2/10
Short, Superficial and Disappointing
21 February 2019
Warning: Spoilers
I was expecting an in-depth examination of the German-American Bund's activities in the 1930s. Instead we get the well-known footage of the Bund's Madison Square Garden rally on Feb. 20, 1939, used time and again in numerous earlier documentaries to demonstrate the influence of native fascists in America's past, or the threat of native fascism to America's present. The film images may shock, but they are nonetheless only pictures. There may have been "20,000" people at the rally, but there's no indication that all were "Nazis" or even sympathetic to the Bund. Some were anti-Nazi protesters, like the man shown rushing the stage and being hauled off by the NYPD before the Bund's goons can further rough him up. The rally was the well-publicized high point for the Bund, a relatively tiny organization (3,000 -- 5,000 hardcore members nationwide, mostly recent German immigrants) that had little influence on U.S. society and politics during its brief existence (1933-41). It's resemblance to U.S. neo-Nazis of the 21st century is superficial at best.
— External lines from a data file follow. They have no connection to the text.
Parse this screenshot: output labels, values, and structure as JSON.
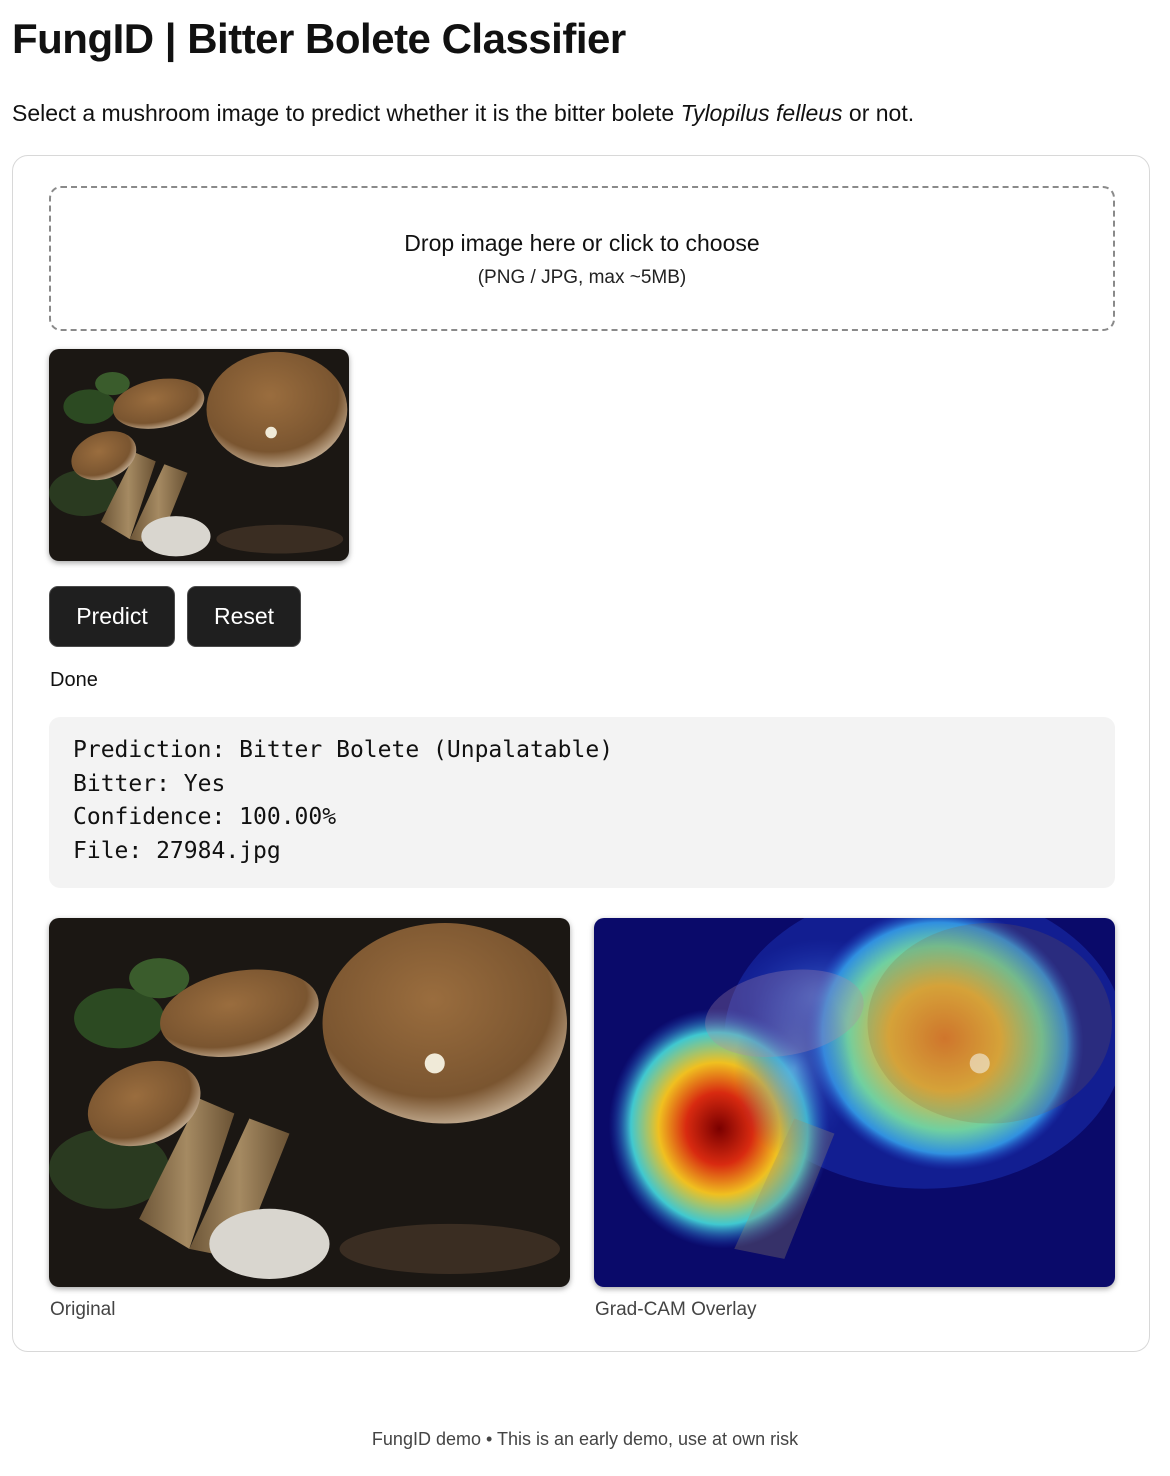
{
  "header": {
    "title": "FungID | Bitter Bolete Classifier",
    "intro_before": "Select a mushroom image to predict whether it is the bitter bolete ",
    "intro_species": "Tylopilus felleus",
    "intro_after": " or not."
  },
  "dropzone": {
    "main_text": "Drop image here or click to choose",
    "sub_text": "(PNG / JPG, max ~5MB)"
  },
  "actions": {
    "predict_label": "Predict",
    "reset_label": "Reset"
  },
  "status": "Done",
  "result": {
    "prediction_line": "Prediction: Bitter Bolete (Unpalatable)",
    "bitter_line": "Bitter: Yes",
    "confidence_line": "Confidence: 100.00%",
    "file_line": "File: 27984.jpg"
  },
  "images": {
    "original_caption": "Original",
    "gradcam_caption": "Grad-CAM Overlay"
  },
  "footer": {
    "text": "FungID demo • This is an early demo, use at own risk"
  },
  "colors": {
    "button_bg": "#1f1f1f",
    "result_bg": "#f3f3f3",
    "cap_brown": "#8a6238",
    "forest_floor": "#1b1713",
    "heatmap_base": "#0a0a6a"
  }
}
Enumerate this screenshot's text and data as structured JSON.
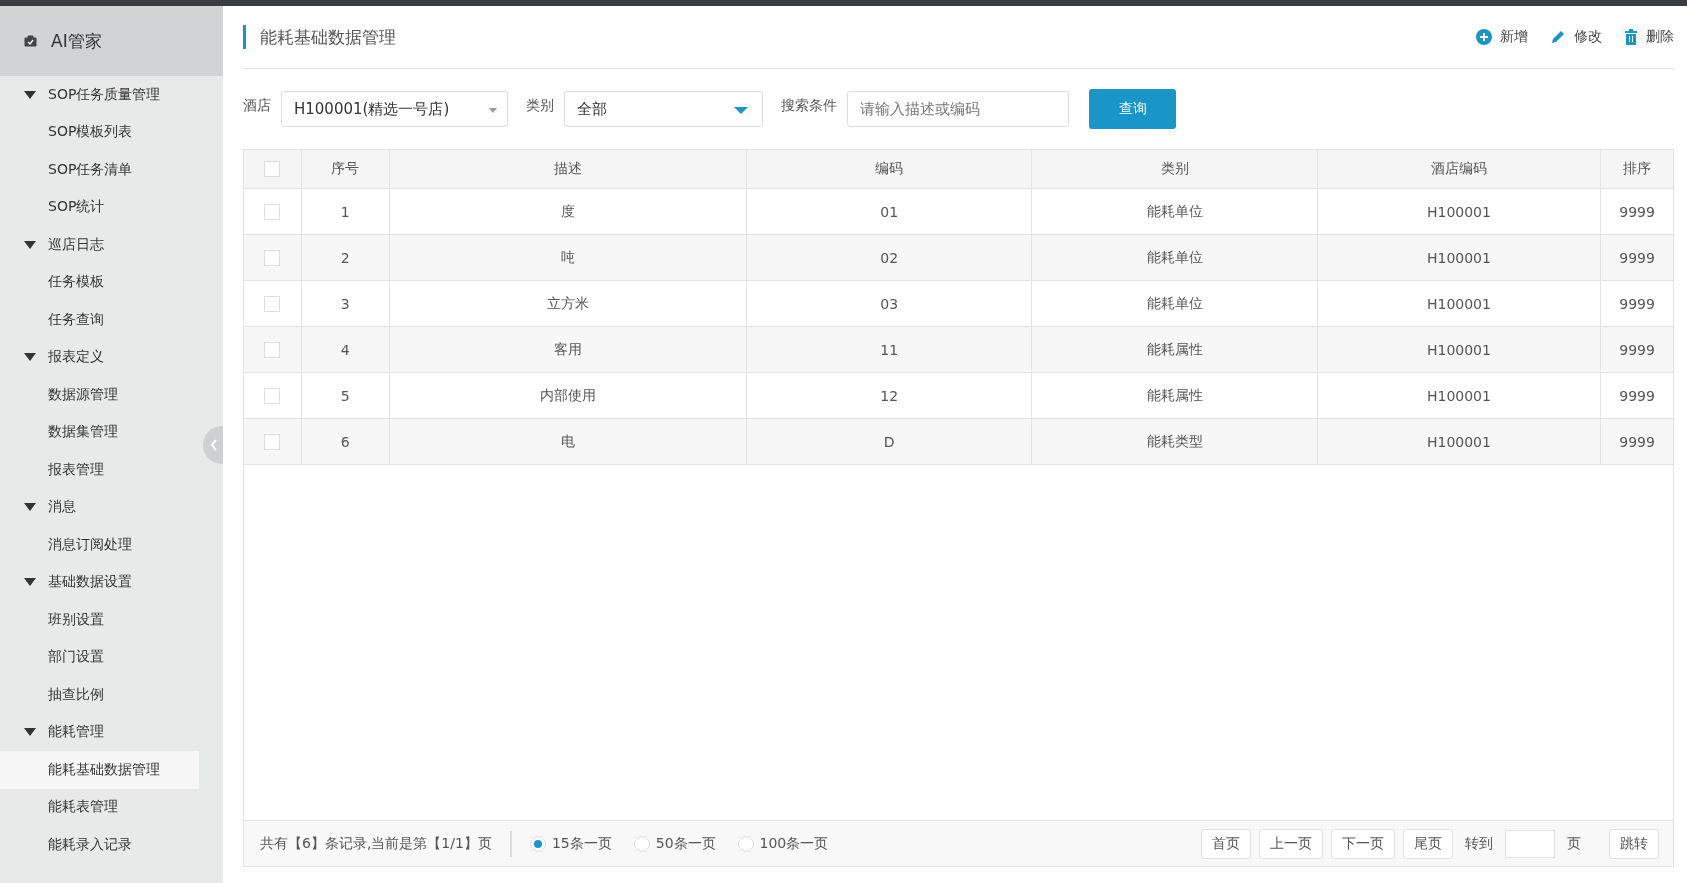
{
  "sidebar": {
    "title": "AI管家",
    "groups": [
      {
        "label": "SOP任务质量管理",
        "expanded": true,
        "children": [
          {
            "label": "SOP模板列表",
            "selected": false
          },
          {
            "label": "SOP任务清单",
            "selected": false
          },
          {
            "label": "SOP统计",
            "selected": false
          }
        ]
      },
      {
        "label": "巡店日志",
        "expanded": true,
        "children": [
          {
            "label": "任务模板",
            "selected": false
          },
          {
            "label": "任务查询",
            "selected": false
          }
        ]
      },
      {
        "label": "报表定义",
        "expanded": true,
        "children": [
          {
            "label": "数据源管理",
            "selected": false
          },
          {
            "label": "数据集管理",
            "selected": false
          },
          {
            "label": "报表管理",
            "selected": false
          }
        ]
      },
      {
        "label": "消息",
        "expanded": true,
        "children": [
          {
            "label": "消息订阅处理",
            "selected": false
          }
        ]
      },
      {
        "label": "基础数据设置",
        "expanded": true,
        "children": [
          {
            "label": "班别设置",
            "selected": false
          },
          {
            "label": "部门设置",
            "selected": false
          },
          {
            "label": "抽查比例",
            "selected": false
          }
        ]
      },
      {
        "label": "能耗管理",
        "expanded": true,
        "children": [
          {
            "label": "能耗基础数据管理",
            "selected": true
          },
          {
            "label": "能耗表管理",
            "selected": false
          },
          {
            "label": "能耗录入记录",
            "selected": false
          }
        ]
      }
    ]
  },
  "page_title": "能耗基础数据管理",
  "actions": [
    {
      "kind": "add",
      "label": "新增"
    },
    {
      "kind": "edit",
      "label": "修改"
    },
    {
      "kind": "delete",
      "label": "删除"
    }
  ],
  "filters": {
    "hotel_label": "酒店",
    "hotel_value": "H100001(精选一号店)",
    "category_label": "类别",
    "category_value": "全部",
    "search_label": "搜索条件",
    "search_placeholder": "请输入描述或编码",
    "query_button": "查询"
  },
  "table": {
    "columns": [
      "序号",
      "描述",
      "编码",
      "类别",
      "酒店编码",
      "排序"
    ],
    "header_checked": false,
    "rows": [
      {
        "checked": false,
        "cells": [
          "1",
          "度",
          "01",
          "能耗单位",
          "H100001",
          "9999"
        ]
      },
      {
        "checked": false,
        "cells": [
          "2",
          "吨",
          "02",
          "能耗单位",
          "H100001",
          "9999"
        ]
      },
      {
        "checked": false,
        "cells": [
          "3",
          "立方米",
          "03",
          "能耗单位",
          "H100001",
          "9999"
        ]
      },
      {
        "checked": false,
        "cells": [
          "4",
          "客用",
          "11",
          "能耗属性",
          "H100001",
          "9999"
        ]
      },
      {
        "checked": false,
        "cells": [
          "5",
          "内部使用",
          "12",
          "能耗属性",
          "H100001",
          "9999"
        ]
      },
      {
        "checked": false,
        "cells": [
          "6",
          "电",
          "D",
          "能耗类型",
          "H100001",
          "9999"
        ]
      }
    ]
  },
  "pagination": {
    "summary": "共有【6】条记录,当前是第【1/1】页",
    "page_sizes": [
      {
        "label": "15条一页",
        "selected": true
      },
      {
        "label": "50条一页",
        "selected": false
      },
      {
        "label": "100条一页",
        "selected": false
      }
    ],
    "buttons": [
      "首页",
      "上一页",
      "下一页",
      "尾页"
    ],
    "goto_label": "转到",
    "page_unit": "页",
    "jump_button": "跳转"
  }
}
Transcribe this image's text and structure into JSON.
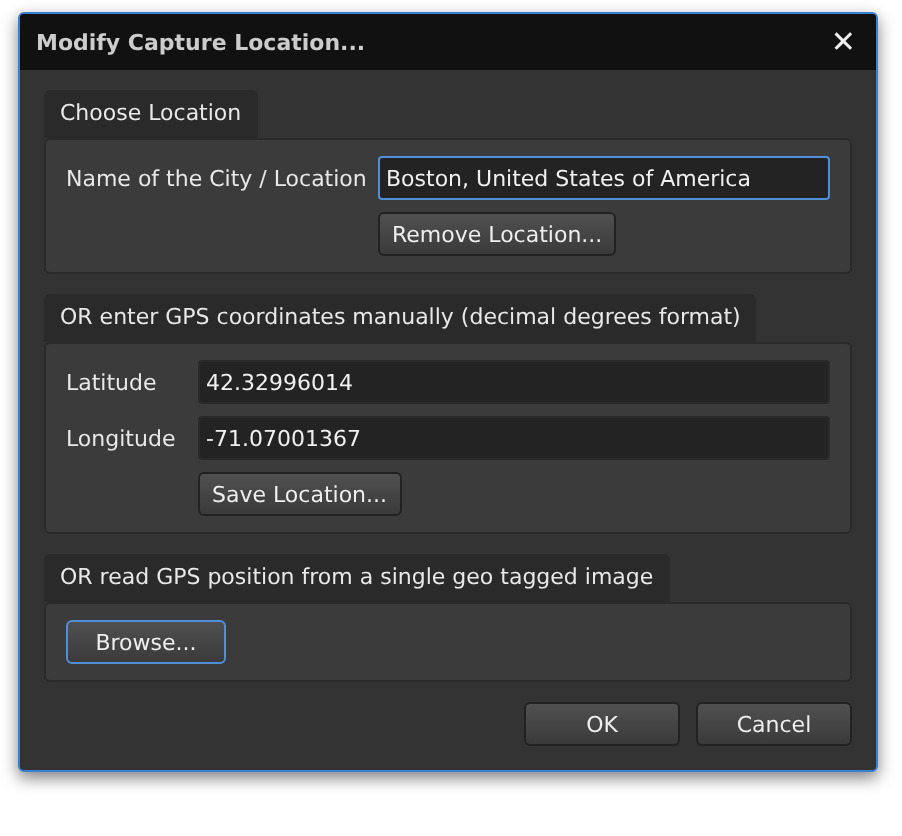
{
  "window": {
    "title": "Modify Capture Location...",
    "close": "✕"
  },
  "sections": [
    {
      "title": "Choose Location",
      "kind": "city",
      "label": "Name of the City / Location",
      "value": "Boston, United States of America",
      "focused": true,
      "button": "Remove Location..."
    },
    {
      "title": "OR enter GPS coordinates manually (decimal degrees format)",
      "kind": "coords",
      "fields": [
        {
          "label": "Latitude",
          "value": "42.32996014"
        },
        {
          "label": "Longitude",
          "value": "-71.07001367"
        }
      ],
      "button": "Save Location..."
    },
    {
      "title": "OR read GPS position from a single geo tagged image",
      "kind": "browse",
      "button": "Browse...",
      "focused": true
    }
  ],
  "buttons": [
    "OK",
    "Cancel"
  ]
}
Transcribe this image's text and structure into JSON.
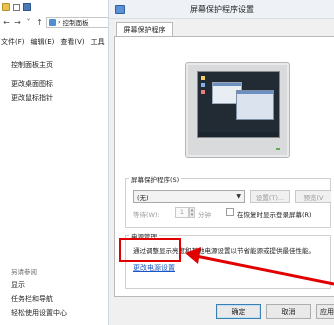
{
  "control_panel": {
    "address_text": "控制面板",
    "menu": [
      "文件(F)",
      "编辑(E)",
      "查看(V)",
      "工具"
    ],
    "links": [
      "控制面板主页",
      "更改桌面图标",
      "更改鼠标指针"
    ],
    "see_also_heading": "另请参阅",
    "see_also_links": [
      "显示",
      "任务栏和导航",
      "轻松使用设置中心"
    ]
  },
  "dialog": {
    "title": "屏幕保护程序设置",
    "tab_label": "屏幕保护程序",
    "screensaver": {
      "legend": "屏幕保护程序(S)",
      "selected": "(无)",
      "settings_button": "设置(T)...",
      "preview_button": "预览(V",
      "wait_label": "等待(W):",
      "wait_value": "1",
      "wait_unit": "分钟",
      "resume_label": "在恢复时显示登录屏幕(R)"
    },
    "power": {
      "legend": "电源管理",
      "description": "通过调整显示亮度和其他电源设置以节省能源或提供最佳性能。",
      "link": "更改电源设置"
    },
    "buttons": {
      "ok": "确定",
      "cancel": "取消",
      "apply": "应用"
    }
  },
  "colors": {
    "highlight": "#e00000",
    "link": "#1a55c4"
  }
}
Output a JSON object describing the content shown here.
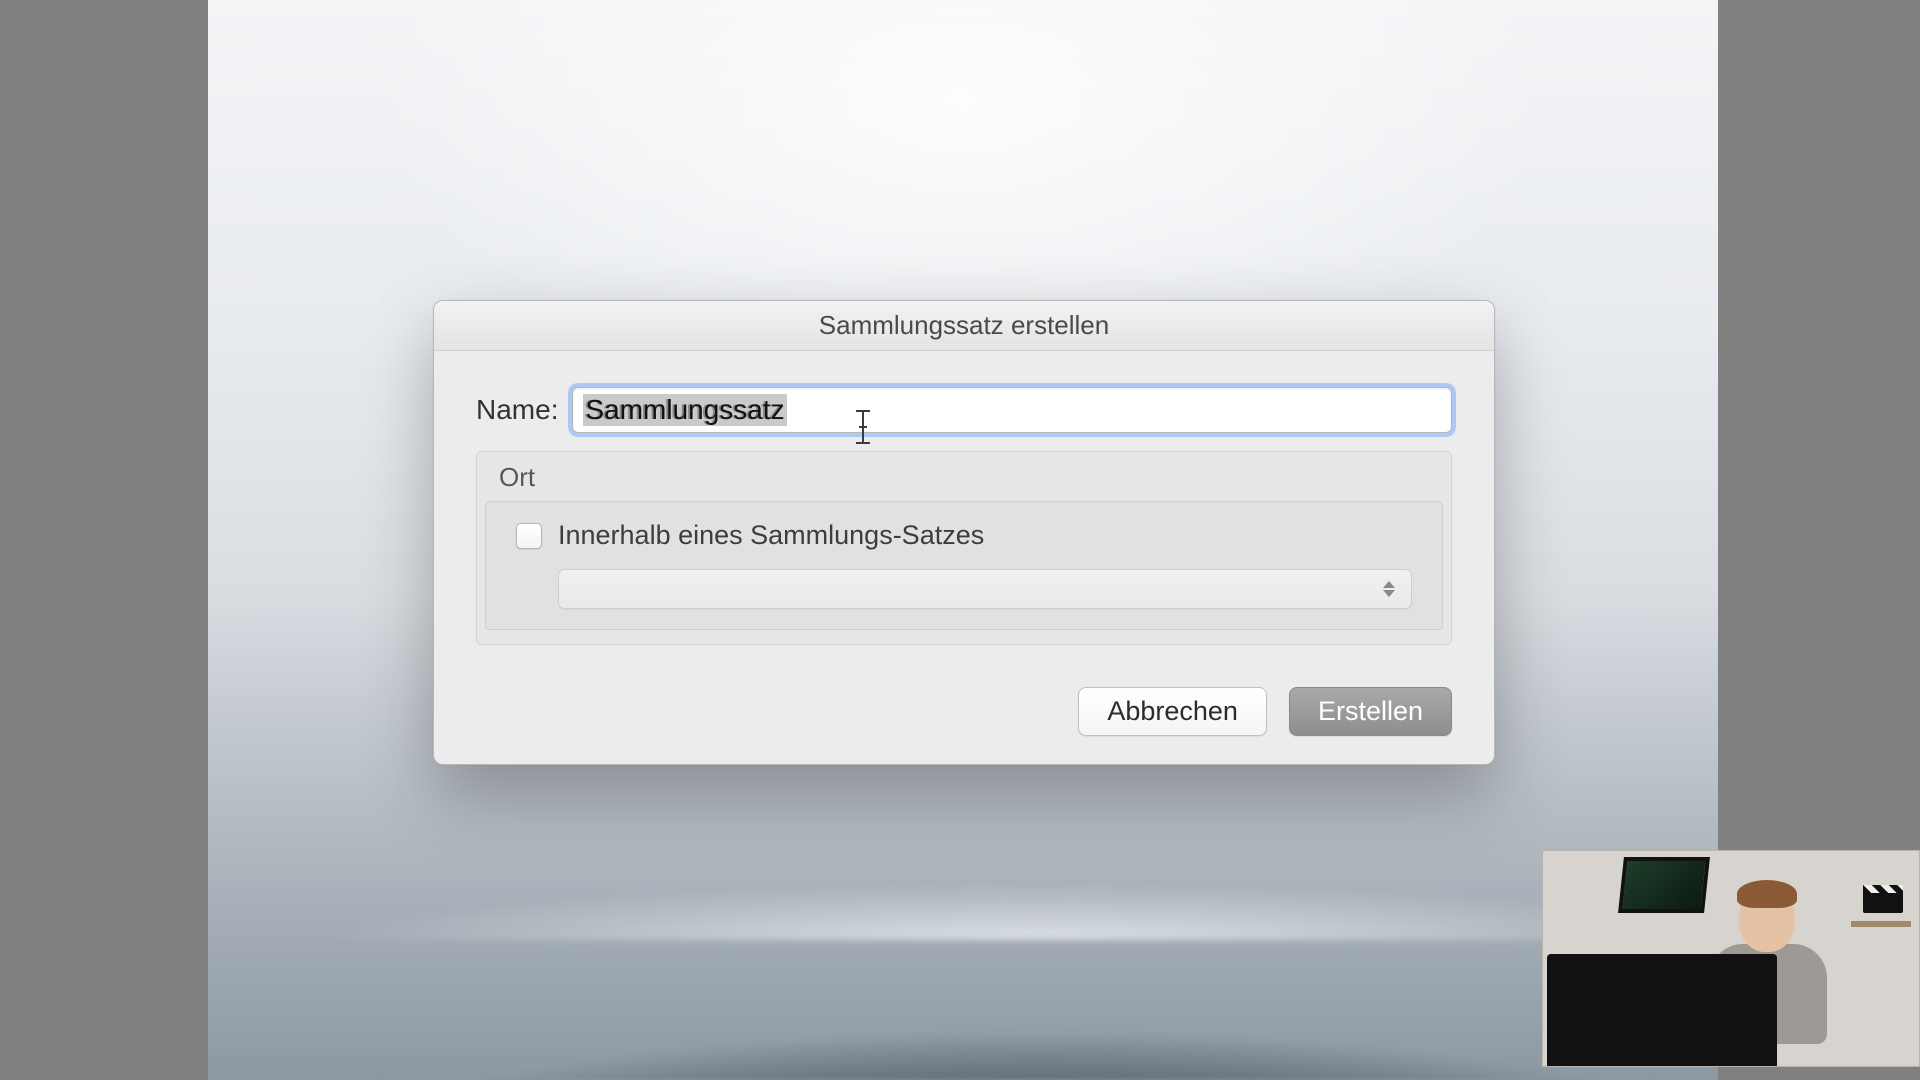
{
  "dialog": {
    "title": "Sammlungssatz erstellen",
    "name_label": "Name:",
    "name_value": "Sammlungssatz",
    "group_title": "Ort",
    "checkbox_label": "Innerhalb eines Sammlungs-Satzes",
    "checkbox_checked": false,
    "select_value": "",
    "cancel_label": "Abbrechen",
    "create_label": "Erstellen"
  }
}
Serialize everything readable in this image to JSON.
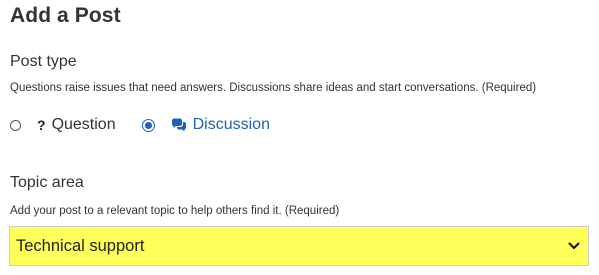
{
  "page": {
    "title": "Add a Post"
  },
  "post_type": {
    "label": "Post type",
    "help": "Questions raise issues that need answers. Discussions share ideas and start conversations. (Required)",
    "options": [
      {
        "icon": "question-mark-icon",
        "icon_glyph": "?",
        "label": "Question",
        "selected": false
      },
      {
        "icon": "chat-bubbles-icon",
        "label": "Discussion",
        "selected": true
      }
    ]
  },
  "topic_area": {
    "label": "Topic area",
    "help": "Add your post to a relevant topic to help others find it. (Required)",
    "selected_value": "Technical support",
    "highlight_color": "#ffff5a"
  },
  "colors": {
    "link_blue": "#1b65b3",
    "radio_blue": "#1a63c9"
  }
}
The modern right wing in the United States is much more deeply seated in American culture, and its real leaders are not so stupid as to advertise their intentions and goals by waving swastikas and shouting "Sieg Heil!" Those looking for information on the Bund are best served by books by Bradley W. Hart ("Hitler's American Friends") or, if you can find it, Sander Diamond's "The Nazi Movement in the United States, 1924-1941". "A Night in the Garden" is just barely history and serves only to excite and alarm, rather than to comprehend and explain.